James is the first Bachelor since Matt Grant in 2008 to not have competed on “The Bachelorette.” His selection comes a year after fans expected Mike Johnson, who finished in sixth on “The Bachelorette” last year, to be the first black Bachelor. ABC instead cast Peter Weber, a decision that Lindsay, the first black Bachelorette, has repeatedly criticized. “We had a very close race between three people — Tyler, Peter and Mike — and at the end of the day, there were the same reasons we had for anyone else,” Mills said. “At that time, we just thought that Peter was the best guy for the job.”
After ABC reached out to James about being the Bachelor, Mills says they emphasized that he was not being chosen solely for diversity reasons.
“There is that mantle that you are the first, and it’s been a long time coming, so there are additional pressures. Matt knows that he’s going to be asked about this and he’s ready. But what you never want is for somebody to feel like they are ‘The Bachelor’ because they are checking off a box,” Mills stated. “The same way with Mike, there were so other things that would have made him a great Bachelor, and it was the same thing with Rachel. Yes, she was the first black ‘Bachelorette,’ and there has been a lot of weight that’s been put on her shoulders, but she was ‘The Bachelorette’ because, first and foremost, she was a great Bachelorette.”
In her condemnations of the show, Lindsay, who last week said she would cut ties with the franchise if it didn’t make changes, has lamented the fact that she has become the franchise’s go-to diversity spokesperson. That includes last month’s controversy after Hannah Brown said the N-word during an Instagram Live. Mills agrees that the onus should not fall on Lindsay to speak on what has been a franchise-long issue.
“It is hard not to feel bad because everybody within the show and at the network loves Rachel. We don’t want her to be upset or to feel like more can be done. The best thing to do is listen to her, and take this seriously,” he said. “As she said in ‘Women Tell All’ [last season], she looks around and she’s the only person that looks like her. She is the one that everybody goes to for comment and she is the one teaching everyone. I certainly I thought her comments after the Hannah situation were really insightful and informative to me. We’re so lucky to have her. But I don’t think it’s fair that the burden has been solely on her shoulders, and we’re going to do everything to make sure that it doesn’t stay that way.”
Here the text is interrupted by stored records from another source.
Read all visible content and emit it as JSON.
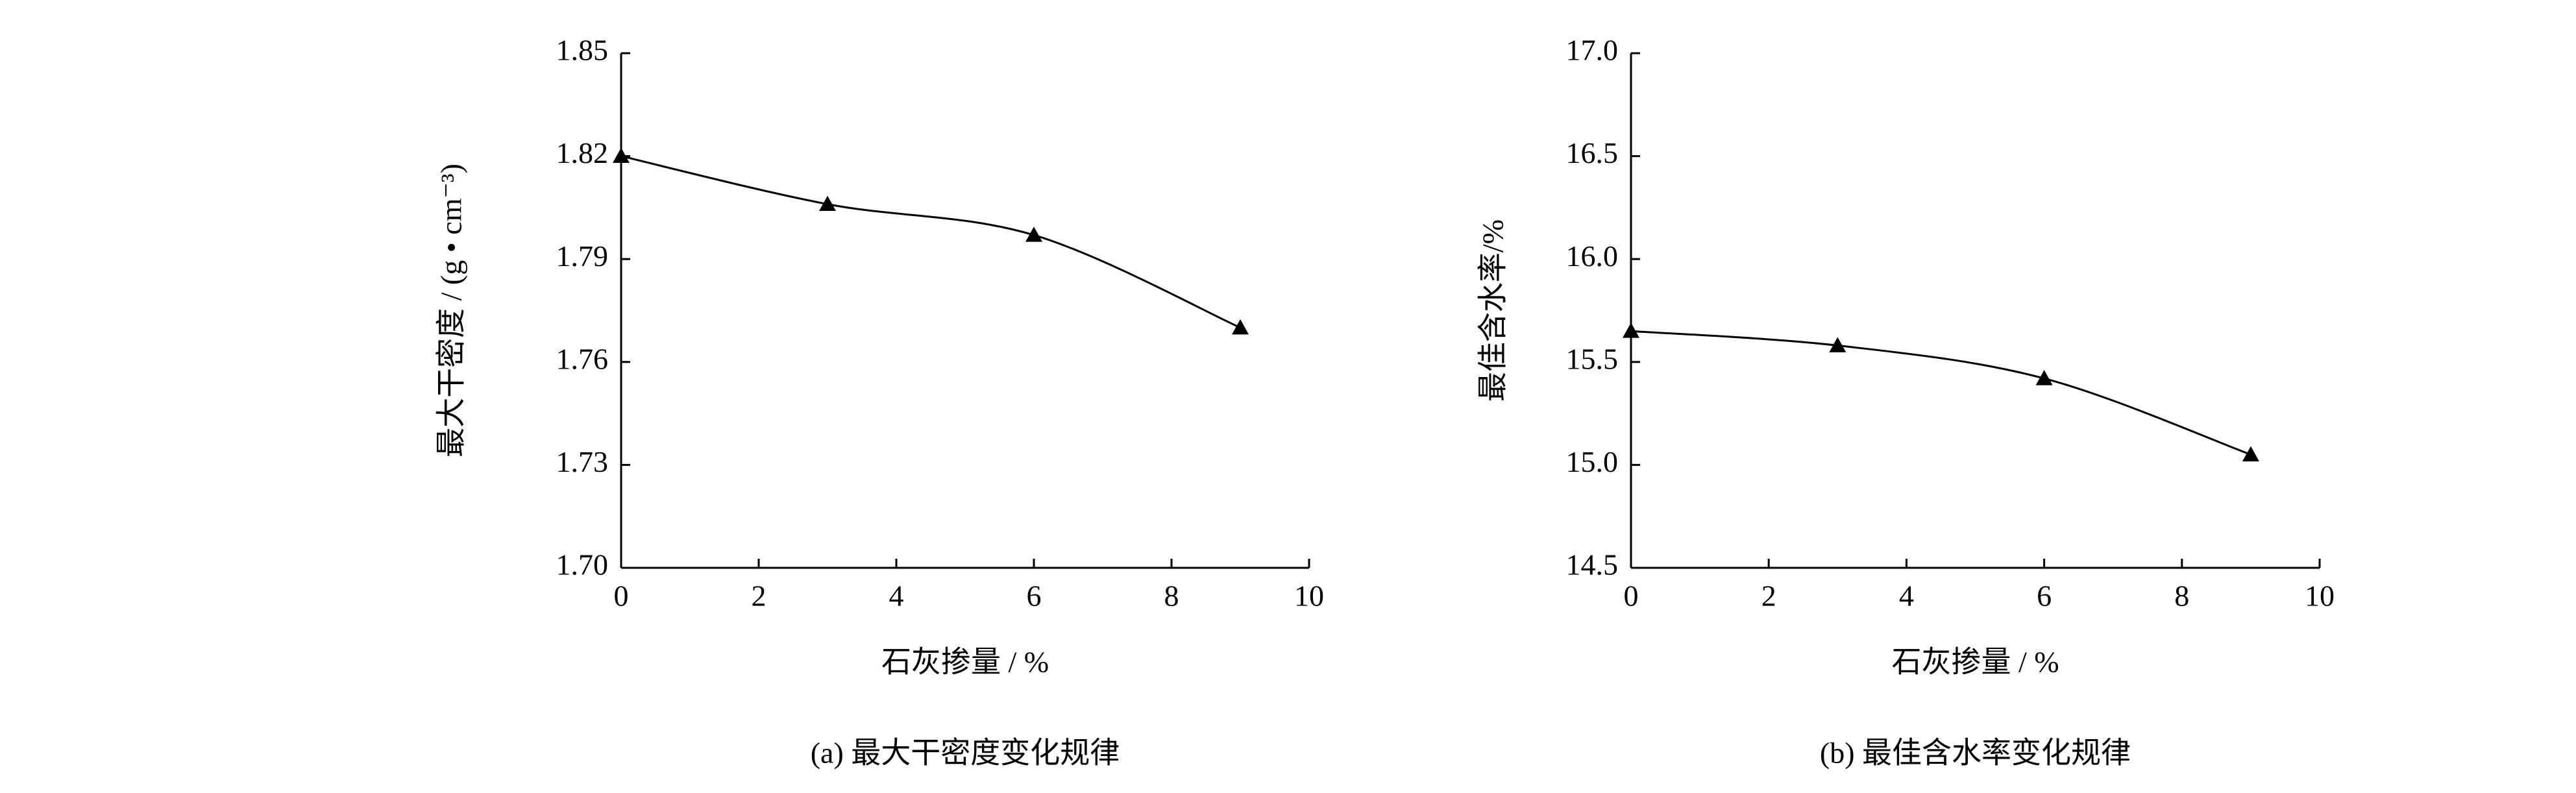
{
  "chart_data": [
    {
      "type": "line",
      "caption": "(a) 最大干密度变化规律",
      "x_label": "石灰掺量 / %",
      "y_label": "最大干密度 / (g • cm⁻³)",
      "x": [
        0,
        3,
        6,
        9
      ],
      "values": [
        1.82,
        1.806,
        1.797,
        1.77
      ],
      "color": "#000000",
      "xlim": [
        0,
        10
      ],
      "xticks": [
        0,
        2,
        4,
        6,
        8,
        10
      ],
      "ylim": [
        1.7,
        1.85
      ],
      "yticks": [
        {
          "value": 1.7,
          "label": "1.70"
        },
        1.73,
        1.76,
        1.79,
        1.82,
        1.85
      ]
    },
    {
      "type": "line",
      "caption": "(b) 最佳含水率变化规律",
      "x_label": "石灰掺量 / %",
      "y_label": "最佳含水率/%",
      "x": [
        0,
        3,
        6,
        9
      ],
      "values": [
        15.65,
        15.58,
        15.42,
        15.05
      ],
      "color": "#000000",
      "xlim": [
        0,
        10
      ],
      "xticks": [
        0,
        2,
        4,
        6,
        8,
        10
      ],
      "ylim": [
        14.5,
        17
      ],
      "yticks": [
        14.5,
        {
          "value": 15,
          "label": "15.0"
        },
        15.5,
        {
          "value": 16,
          "label": "16.0"
        },
        16.5,
        {
          "value": 17,
          "label": "17.0"
        }
      ]
    }
  ]
}
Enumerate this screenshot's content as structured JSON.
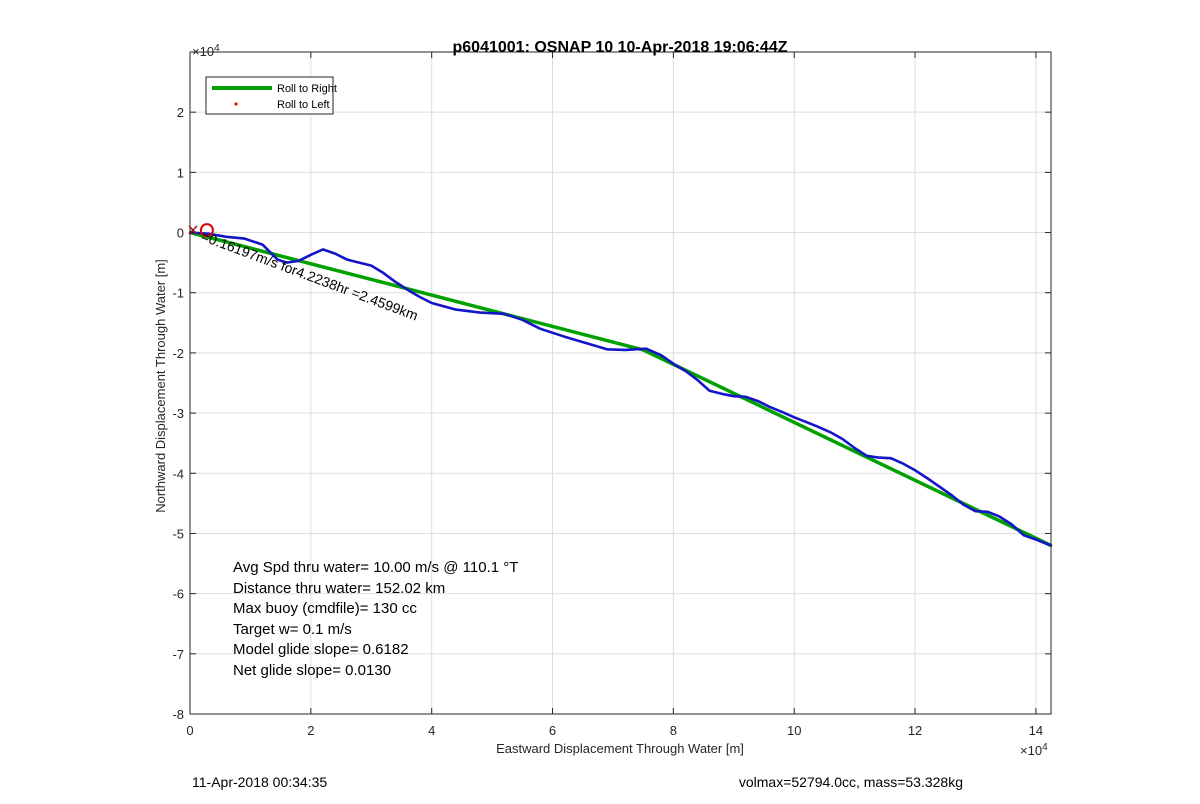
{
  "chart_data": {
    "type": "line",
    "title": "p6041001: OSNAP 10 10-Apr-2018 19:06:44Z",
    "xlabel": "Eastward Displacement Through Water [m]",
    "ylabel": "Northward Displacement Through Water [m]",
    "x_exponent_label": "×10",
    "x_exponent_power": "4",
    "y_exponent_label": "×10",
    "y_exponent_power": "4",
    "xlim": [
      0,
      142500
    ],
    "ylim": [
      -80000,
      30000
    ],
    "xticks": [
      0,
      20000,
      40000,
      60000,
      80000,
      100000,
      120000,
      140000
    ],
    "xtick_labels": [
      "0",
      "2",
      "4",
      "6",
      "8",
      "10",
      "12",
      "14"
    ],
    "yticks": [
      -80000,
      -70000,
      -60000,
      -50000,
      -40000,
      -30000,
      -20000,
      -10000,
      0,
      10000,
      20000
    ],
    "ytick_labels": [
      "-8",
      "-7",
      "-6",
      "-5",
      "-4",
      "-3",
      "-2",
      "-1",
      "0",
      "1",
      "2"
    ],
    "grid": true,
    "legend_position": "top-left",
    "series": [
      {
        "name": "Roll to Right",
        "color": "#00a000",
        "style": "line",
        "x": [
          0,
          75000,
          142500
        ],
        "y": [
          0,
          -19500,
          -52000
        ]
      },
      {
        "name": "Roll to Left",
        "color": "#ff0000",
        "style": "marker"
      },
      {
        "color": "#1515c8",
        "style": "line",
        "x": [
          0,
          3000,
          6000,
          9000,
          12000,
          14500,
          16000,
          18000,
          20000,
          22000,
          24000,
          26000,
          28000,
          30000,
          32000,
          34000,
          36000,
          38000,
          40000,
          44000,
          48000,
          52000,
          55000,
          58000,
          62000,
          66000,
          69000,
          72000,
          75500,
          78000,
          80000,
          82000,
          84000,
          86000,
          88000,
          90000,
          92000,
          94000,
          96000,
          98000,
          100000,
          102000,
          104000,
          106000,
          108000,
          110000,
          112000,
          114000,
          116000,
          118000,
          120000,
          122000,
          124000,
          126000,
          128000,
          130000,
          132000,
          134000,
          136000,
          138000,
          140000,
          142500
        ],
        "y": [
          0,
          -200,
          -700,
          -1000,
          -2000,
          -4500,
          -5000,
          -4700,
          -3700,
          -2800,
          -3500,
          -4500,
          -5000,
          -5500,
          -6700,
          -8200,
          -9500,
          -10700,
          -11700,
          -12800,
          -13300,
          -13500,
          -14500,
          -16000,
          -17300,
          -18500,
          -19400,
          -19500,
          -19300,
          -20400,
          -21800,
          -23000,
          -24500,
          -26300,
          -26800,
          -27200,
          -27300,
          -28000,
          -29000,
          -29800,
          -30700,
          -31500,
          -32300,
          -33200,
          -34300,
          -35800,
          -37100,
          -37400,
          -37500,
          -38400,
          -39500,
          -40800,
          -42200,
          -43600,
          -45200,
          -46300,
          -46400,
          -47200,
          -48500,
          -50300,
          -51000,
          -52000
        ]
      }
    ],
    "annotations": [
      "Avg Spd thru water= 10.00 m/s @ 110.1 °T",
      "Distance thru water= 152.02 km",
      "Max buoy (cmdfile)= 130 cc",
      "Target w= 0.1 m/s",
      "Model glide slope= 0.6182",
      "Net glide slope= 0.0130"
    ],
    "segment_label": "=0.16197m/s for4.2238hr =2.4599km"
  },
  "footer": {
    "left": "11-Apr-2018 00:34:35",
    "right": "volmax=52794.0cc, mass=53.328kg"
  }
}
As for why it’s taken 18 years and 40 total seasons of “The Bachelor” and “The Bachelorette” to tap a black male lead, Mills doesn’t have a good answer and won’t cut any slack. “There are a lot of different ways I can answer that, but it always rings false because honestly, I think we should have, and everyone agrees we should have had a Bachelor of color before this time,” he admitted, adding that James’ casting is not a “cure-all.” “We know this is a few grains of sand in a very big hourglass. It’s taken a while to get where we are and we will continue to go further, and I acknowledge it may not be enough. In the last few years, I believe it’s gotten better and with the announcement of Matt, I hope it keeps getting better. We are very excited about Matt.”
Season 25 of “The Bachelor” is scheduled to premiere in 2021.